Gönüllere dokunduysanız,
Şaibeli işlere karışmadıysanız,
Garip, guraba, engelli, yaşlılar, gençler dezavantajlı gruplar, hatta sokak hayvanları sizde kendinden bir parça buluyorsa “parti biter kişiler kazanır.”
Tüm bunlara rağmen Yozgat gibi şehirlerde parti unsuru inatçı bir belirleyicidir!
Parti, Yozgat seçmeni nazarında ciddi bir ritüel. Ama böylesine önemli bir ritüelin önüne geçmek imkansız mı, zor belki ama imkansız değil!
Daha önce de ifade ettim,
Tek başına;
- Hizmet etmek: yol, kaldırım, ışıklı caddeler yapmak yetmiyor!
- Gösterişli binalar yapmak: salonlar, kompleksler yetmiyor!
- Aksesuar şehri oluşturmak yetmiyor!
- Çöple, karla, çamurla, mücadele etmek yetmiyor!
- Yardımlarla göz boyamak yetmiyor!
İnsanlar bunları bir lütuf ya da bir belediye başkanının olağan üstü meziyetleri veya işleri olarak görmüyor.

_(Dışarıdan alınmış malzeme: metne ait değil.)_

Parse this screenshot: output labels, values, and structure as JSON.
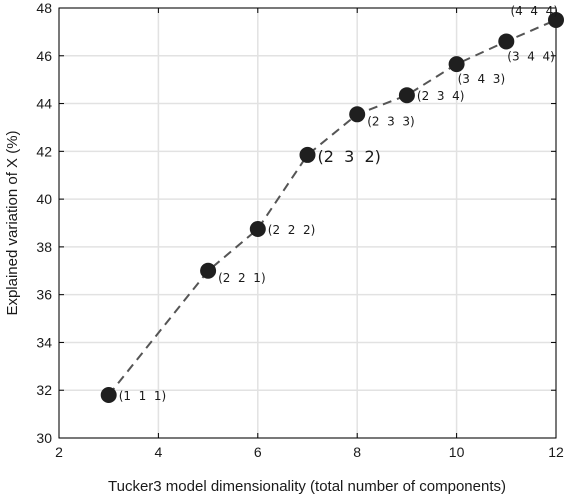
{
  "chart_data": {
    "type": "line",
    "title": "",
    "xlabel": "Tucker3 model dimensionality (total number of components)",
    "ylabel": "Explained variation of X (%)",
    "xlim": [
      2,
      12
    ],
    "ylim": [
      30,
      48
    ],
    "xticks": [
      "2",
      "4",
      "6",
      "8",
      "10",
      "12"
    ],
    "yticks": [
      "30",
      "32",
      "34",
      "36",
      "38",
      "40",
      "42",
      "44",
      "46",
      "48"
    ],
    "grid": true,
    "line_style": "dashed",
    "line_color": "#555555",
    "marker_color": "#1f1f1f",
    "points": [
      {
        "x": 3,
        "y": 31.8,
        "label": "(1  1  1)",
        "label_pos": "right",
        "emphasis": false
      },
      {
        "x": 5,
        "y": 37.0,
        "label": "(2  2  1)",
        "label_pos": "right-below",
        "emphasis": false
      },
      {
        "x": 6,
        "y": 38.75,
        "label": "(2  2  2)",
        "label_pos": "right",
        "emphasis": false
      },
      {
        "x": 7,
        "y": 41.85,
        "label": "(2  3  2)",
        "label_pos": "right",
        "emphasis": true
      },
      {
        "x": 8,
        "y": 43.55,
        "label": "(2  3  3)",
        "label_pos": "right-below",
        "emphasis": false
      },
      {
        "x": 9,
        "y": 44.35,
        "label": "(2  3  4)",
        "label_pos": "right",
        "emphasis": false
      },
      {
        "x": 10,
        "y": 45.65,
        "label": "(3  4  3)",
        "label_pos": "below",
        "emphasis": false
      },
      {
        "x": 11,
        "y": 46.6,
        "label": "(3  4  4)",
        "label_pos": "below",
        "emphasis": false
      },
      {
        "x": 12,
        "y": 47.5,
        "label": "(4  4  4)",
        "label_pos": "above-left",
        "emphasis": false
      }
    ]
  }
}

Son dönemde sürekli ve yoğun siyasi sohbetlerimizin birinde karşımdaki:
Biz yaşadığımız ilçede bir çöp konteyneri ya da süslü sokak lambası için mutlu oluyoruz, havalara uçuyoruz. Büyük şehirlerde adamlar olağanüstü işlere imza atarken neden kapımıza konulan çöp konteynırı hizmet olsun. Ya bu duruma sevinelim, kendimizi bunun için şanslı görelim. Bu belediyenin asli görevi değil de nedir” diyor.
Haksız da değil hani!
Seçmen kitlesi de değişti nihayetinde.
İnsanların artık evladının fikrine temas edemediği, etkileyemediği bir dönemde bu tür hizmetlerle göz boyamak, mest edebilmek pekala mümkün ama sandıkta tercih sebebi olarak yetmiyor.
Önümüzdeki süreçte ilçe ilçe hatta beldeler üzerinden bununla ilgili somut değerlendirmeler yapacağız.
Seçmen çantada keklik değil artık.
Seçmen bulutların arasında, seçmen yükseklerde, hatta seçmen size sizden, kimsenin duymaz dediği, duymadığınızı sandığınız o yaptıklarınızdan haberdar olacak kadar yakın.
Ya kafa kumda bir seçim modelini benimseyeceksiniz ya da seçmen sandıkta gerekli yanıtı verecek!
Gönüllere girdiyseniz ne ala ama orada iziniz yoksa işte o vakit zor vakit!